I am working on my thesis where I compare RNA-seq results between pipelines. I feel little bit confused about where do I work with transcripts and where with genes. Here is what I do: I have cDNA reads, which are pseud-aligned to genome using cDNA+ncRNA using kallisto software. At this moment everything seems ok and i have example output file: https://ibb.co/985hdf2
In target_id column there are transcripts (ENSTXXXXXX). Hovewer when I pass raw counts to DESeq2, I obtain output file with column GeneID with transcripts names (ENSTXXXXXX).
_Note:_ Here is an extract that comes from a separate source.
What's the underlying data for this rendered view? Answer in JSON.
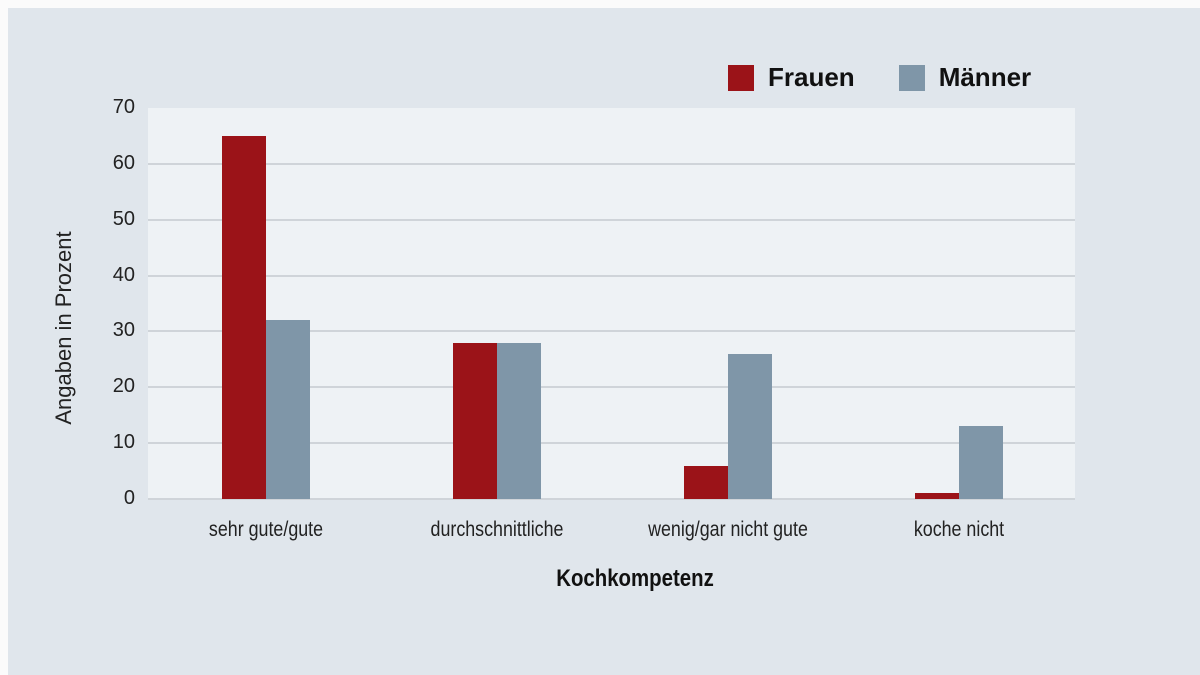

Moreover MAplot according to DESeq2 documentation represents each gene with a dot. https://ibb.co/ky1VxjQ
Now do DESeq2 turns transcripts into corresponding genes? If not, then why in output file I have transcripts names in GeneID column?. https://ibb.co/2k0Vhf0
Lastly, when I want to obtain different expressed genes and DESeq2 returns only statistically significant genes (transcripts?), how do I know which log2FoldChange values indicate upregulated and downregulated genes? Is there a way to know some threshold point? I also consider option to intepret all genes with p-value < 0.01 as different expressed, but then my analysis shows 50k upregulated and 50k downregulated genes, which does not seems real, because most publications is treating about 100-3k DEGs. Thanks in advance.